Dans la bulle de Posy Simmonds #1 : la littérature jeunesse

Renommée pour ses romans graphiques et sa collaboration de longue date avec The Guardian, Posy Simmonds a aussi écrit et illustré plusieurs albums pour enfants. Les références à l’édition jeunesse sont d’ailleurs récurrentes dans l’ensemble de son œuvre. Balises revient sur cet univers graphique et littéraire pour accompagner l’exposition « Posy Simmonds. Dessiner la littérature », organisée par la Bpi du 22 novembre 2023 au 1er avril 2024.

Dans un cocktail littéraire, deux lapins discutent, un verre de vin à la main. Le premier demande : « Et comment avez-vous démarré dans l'édition jeunesse ? ». Le second lui répond : « Oh, c'est de famille… Mon grand-père bossait chez Beatrix Potter… ».
Posy Simmonds, Literary Life (2014) © Denoël Graphic

Le travail de Posy Simmonds trouve une inspiration précoce dans les comics dévorés durant son enfance, comme le souligne son biographe Paul Gravett :

Elle lisait tout. Elle débuta par les classiques pour tout-petits, Playbox, The Rainbow, Chick’s Own, dont elle déchiffrait goulûment les légendes typographiées sous les images. Au début des années 50, ses frères et elle furent en âge de passer aux Beano, Dandy et autres Topper, dont les pages abritaient les élans déjantés d’artistes tels que Davey Law, Leo Baxendale ou Ken Reid, puis d’embarquer sur les nouveaux hebdos Eagle, Girl, Robin et Swift, plus intelligents, à la photogravure plus soignée, ou les vieux magazines pour filles School Friend et Girls’ Crystal, fraîchement convertis à la BD.

Paul Gravett, So British ! L’Art de Posy Simmonds, traduit par Jean-Luc Fromental, Denoël Graphic, 2019, p. 16.

Par l’intermédiaire de camarades de classe étasunien·nes, la jeune Posy Simmonds découvre aussi les publications nord-américaines – des comic books, comme Superman ou Sad Sack, et des strips publiés dans la presse, comme Blondie, Krazy Kat ou Dick Tracy.

Elle se familiarise ainsi avec les codes de la bande dessinée et des récits pour enfants, ce qui la conduit à imaginer, dès l’âge de huit ans, de premiers strips aux titres sensationnels – « Bullet Vengeance » (Vengeance par balle), « The Red Dagger » (Le Poignard rouge)… Des années plus tard, cette influence se retrouve dans les albums pour enfants réalisés par Posy Simmonds, devenue adulte. Les pages de La Fabuleuse Vie secrète de Fred (1987, traduit en français en 2014), Lulu et les bébés volants (1988) et Le Buffle en colère (1994) sont par exemple composées de cases et de bulles, qui les rapprochent d’une bande dessinée.

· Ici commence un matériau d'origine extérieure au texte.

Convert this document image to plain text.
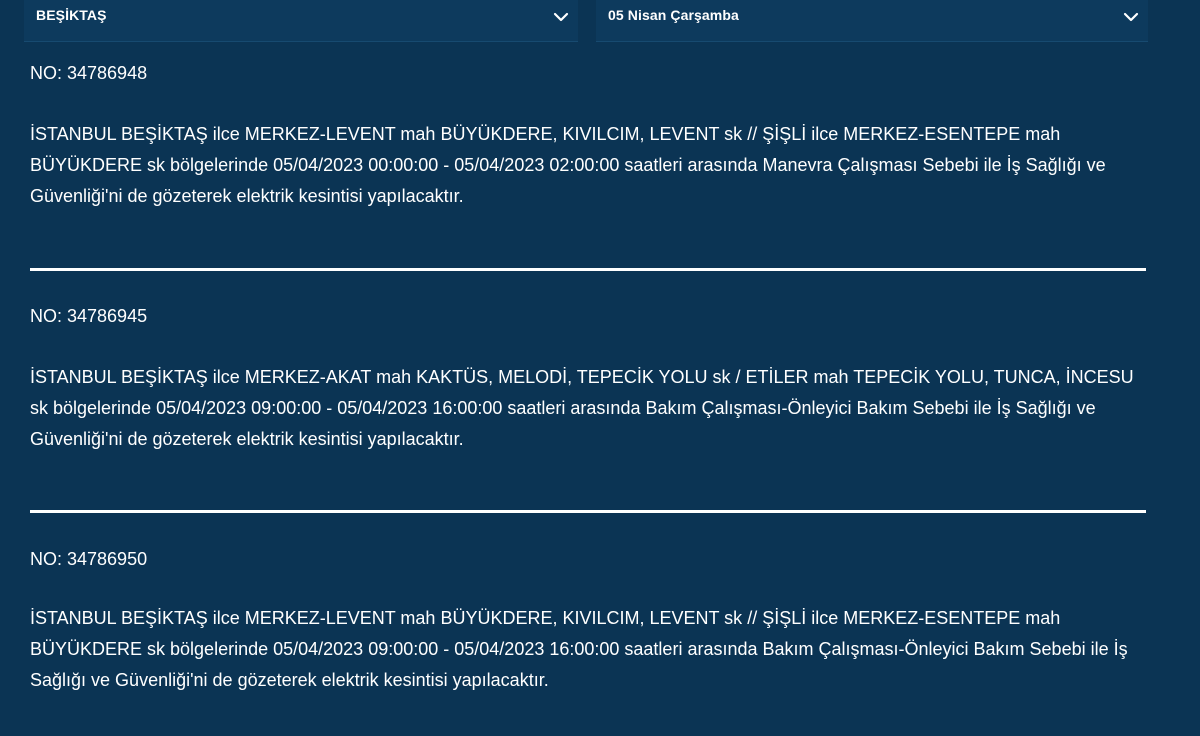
BEŞİKTAŞ	05 Nisan Çarşamba
NO: 34786948

İSTANBUL BEŞİKTAŞ ilce MERKEZ-LEVENT mah BÜYÜKDERE, KIVILCIM, LEVENT sk // ŞİŞLİ ilce MERKEZ-ESENTEPE mah BÜYÜKDERE sk bölgelerinde 05/04/2023 00:00:00 - 05/04/2023 02:00:00 saatleri arasında Manevra Çalışması Sebebi ile İş Sağlığı ve Güvenliği'ni de gözeterek elektrik kesintisi yapılacaktır.

NO: 34786945

İSTANBUL BEŞİKTAŞ ilce MERKEZ-AKAT mah KAKTÜS, MELODİ, TEPECİK YOLU sk / ETİLER mah TEPECİK YOLU, TUNCA, İNCESU sk bölgelerinde 05/04/2023 09:00:00 - 05/04/2023 16:00:00 saatleri arasında Bakım Çalışması-Önleyici Bakım Sebebi ile İş Sağlığı ve Güvenliği'ni de gözeterek elektrik kesintisi yapılacaktır.

NO: 34786950

İSTANBUL BEŞİKTAŞ ilce MERKEZ-LEVENT mah BÜYÜKDERE, KIVILCIM, LEVENT sk // ŞİŞLİ ilce MERKEZ-ESENTEPE mah BÜYÜKDERE sk bölgelerinde 05/04/2023 09:00:00 - 05/04/2023 16:00:00 saatleri arasında Bakım Çalışması-Önleyici Bakım Sebebi ile İş Sağlığı ve Güvenliği'ni de gözeterek elektrik kesintisi yapılacaktır.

Des albums pour la jeunesse

Posy Simmonds signe une dizaine d’albums pour enfants entre la fin des années 1980 et le début des années 2000. Elle intervient d’abord comme illustratrice, pour des recueils de poésie enfantine de Kit Wright – Rabbiting On (1978), Hot Dog and Other Poems (1981)… – et pour The Captain Hook Affair d’Humphrey Carpenter (1979). Elle livre alors sa version de plusieurs figures célèbres de la littérature jeunesse, comme le Capitaine Crochet de J. M. Barrie ou les personnages d’Alice au pays des merveilles de Lewis Carroll, d’abord dessinés par John Tenniel. Posy Simmonds revisite aussi des récits d’Hilaire Belloc dans Matilda, l’horrible petite menteuse… (1991), aux illustrations inspirées de l’univers macabre de Chas Addams, et dans Cautionary Tales and Other Verses (1997).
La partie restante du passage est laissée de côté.